Homeowners have also gained significant housing wealth as home prices accelerated during the pandemic. Many homeowners also refinanced their mortgages, taking advantage of historically low mortgage rates and reducing their monthly housing payment.
As a result of these different financial situations, inequities between renters and homeowners have increased and will continue to expand. And with rising interest rates and increased competition in the homebuying market, renters — who face greater difficulty saving for a down payment because of rent increases — have even fewer opportunities to become homeowners. This could widen the racial homeownership gap and block households of color from the wealth-building opportunities that come with homeownership.
During the pandemic, the federal government's swift actions — such as expanded unemployment insurance, a series of eviction moratoria and emergency rental assistance — largely helped keep renters housed. But we cannot continue to rely on short-term policy interventions every time an economic crisis hits, as stopgap fixes don't prevent renters from being vulnerable to the next economic crisis.

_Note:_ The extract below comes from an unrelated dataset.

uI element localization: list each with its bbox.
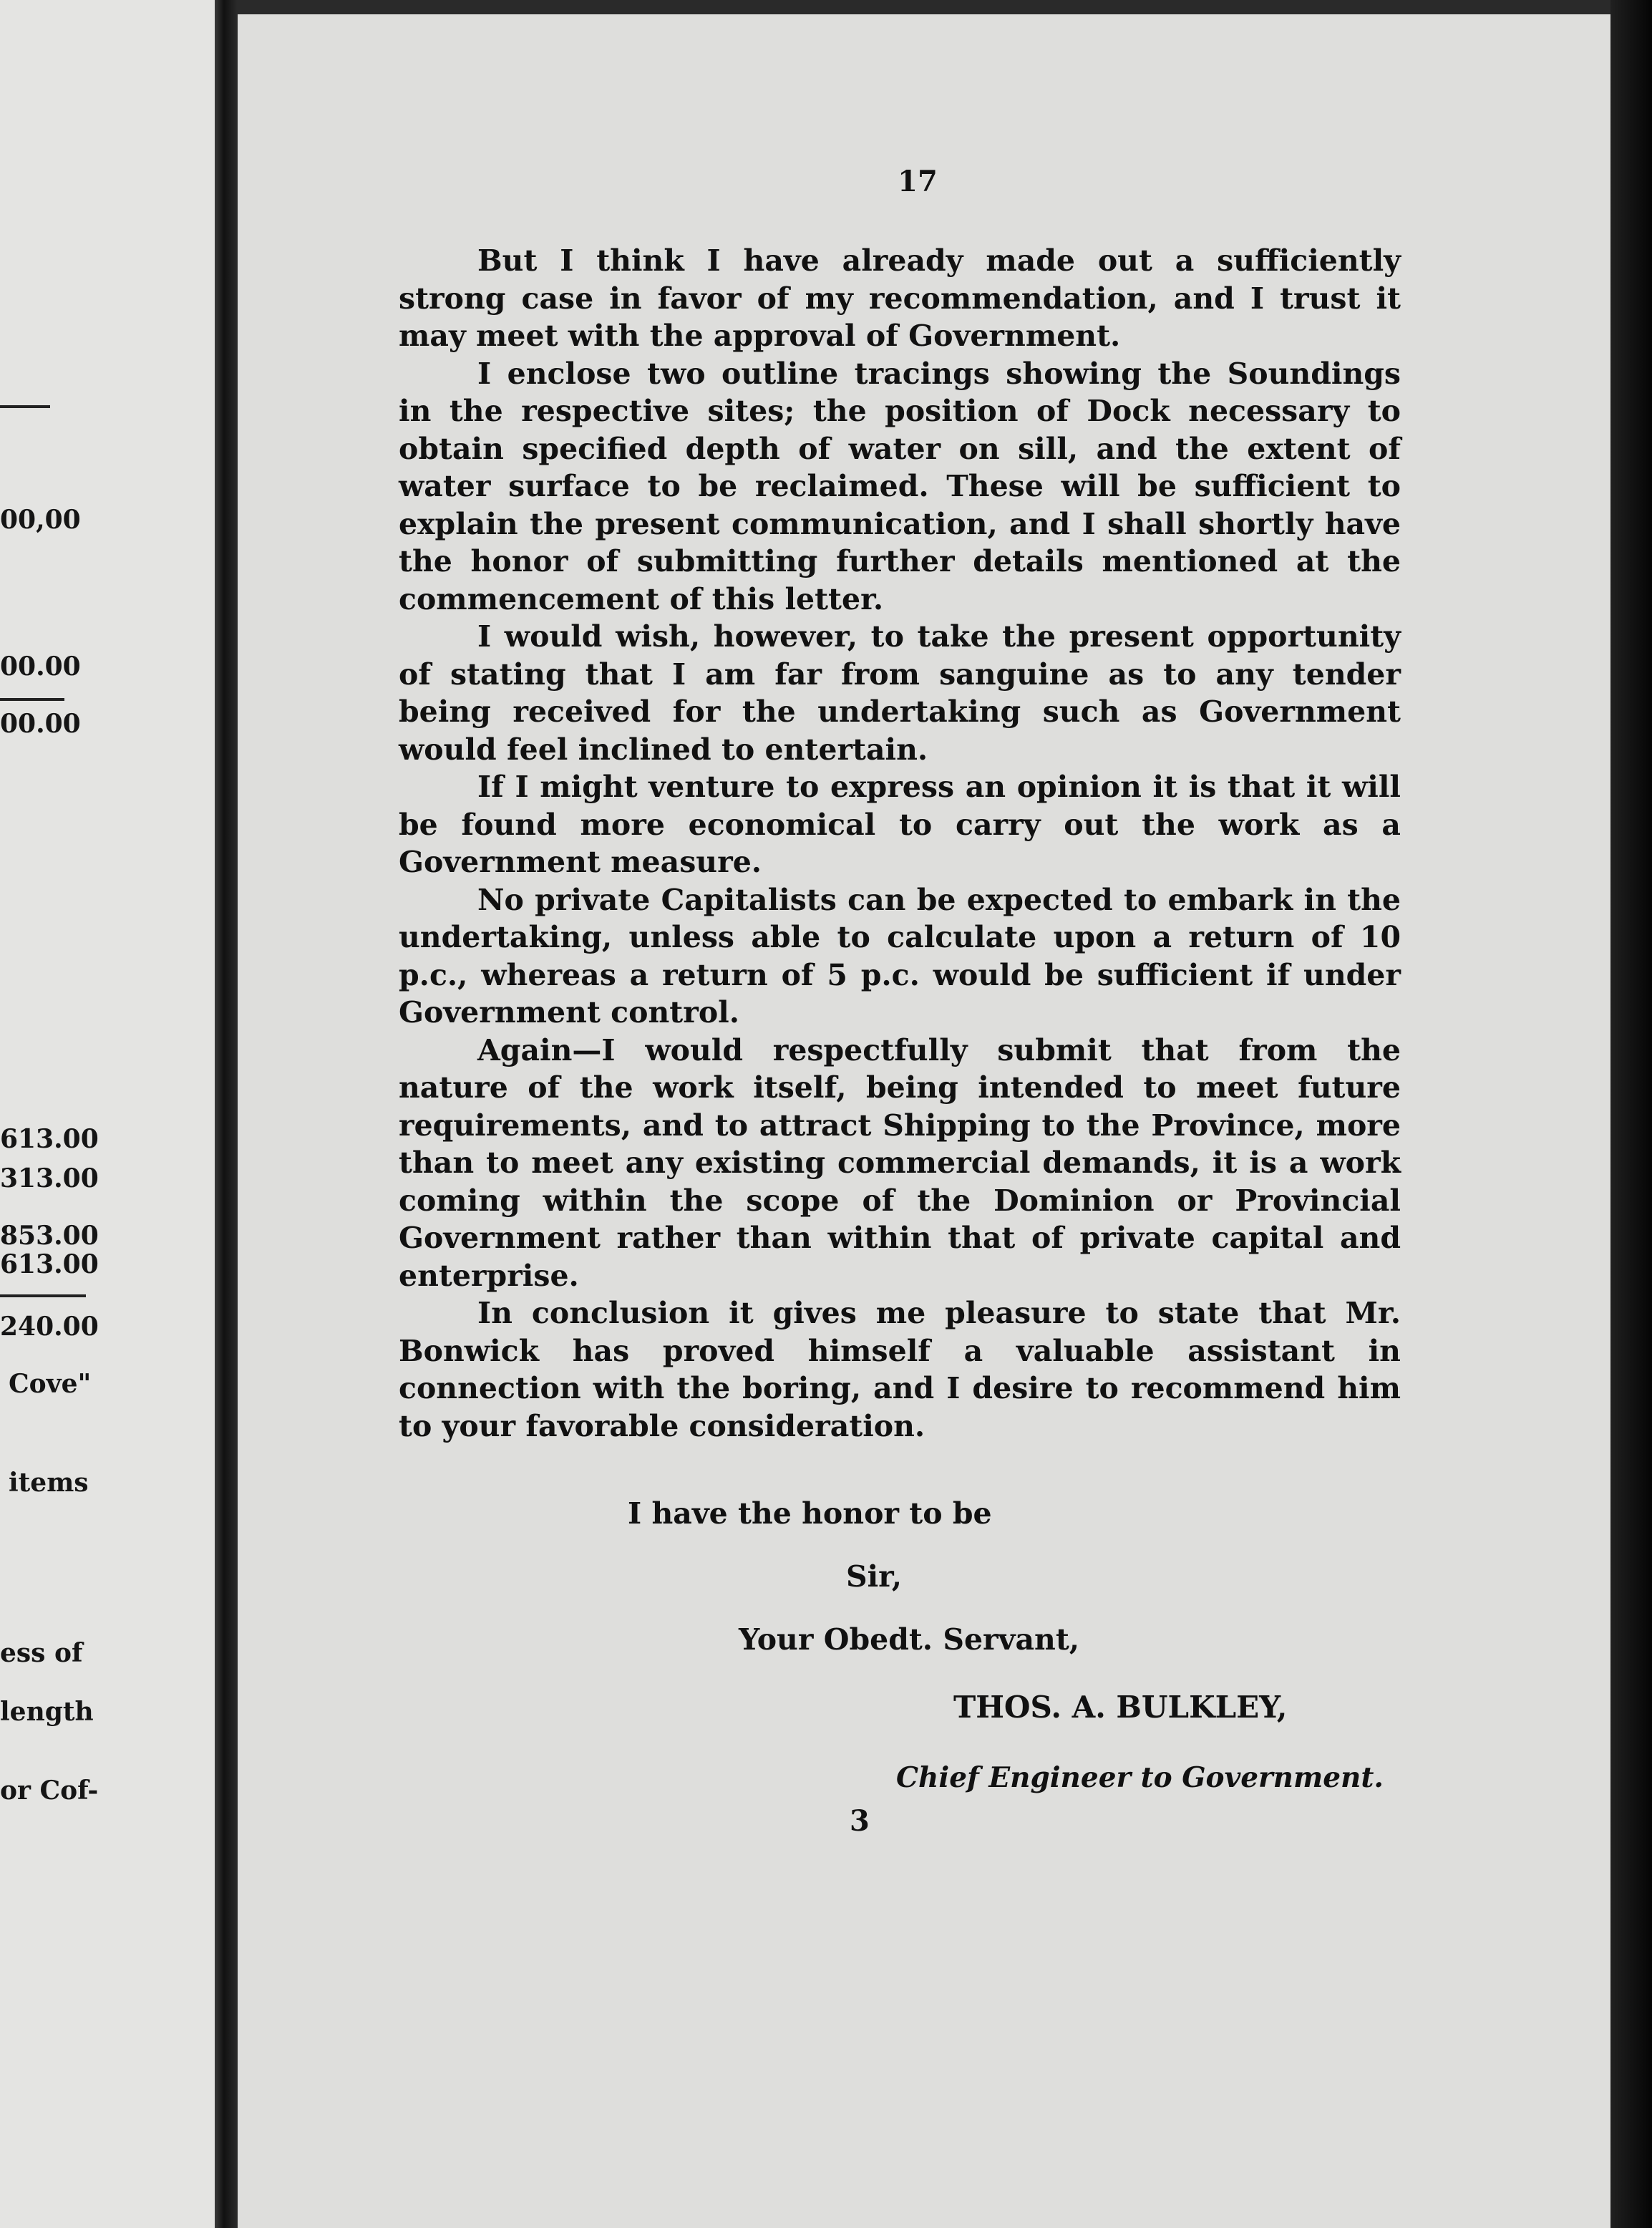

Federal, state and local policymakers all have a role in creating and implementing long-term policy solutions to prevent growing inequities and improve renters' economic health. In the housing market, this will require preserving and creating more affordable housing. Reforming zoning and land use regulations, providing financial incentives to developers to build more affordable homes, and expanding manufactured housing (which costs significantly less than site-built housing), are all important steps to boost the housing supply.
In addition, expanding housing choice vouchers to more people who qualify could increase renters' housing stability during economic downturns. Only one out of five borrowers who qualifies for federal housing assistance receives it because of underfunding. Our research found that housing choice vouchers have helped both tenants and landlords survive the pandemic because they guarantee at least a portion of the rent will be paid, and they prevent renters from experiencing variable housing costs.
These long-term investments can set renters up for greater financial stability and ensure they don't continue to bear the brunt of rising costs and economic shocks.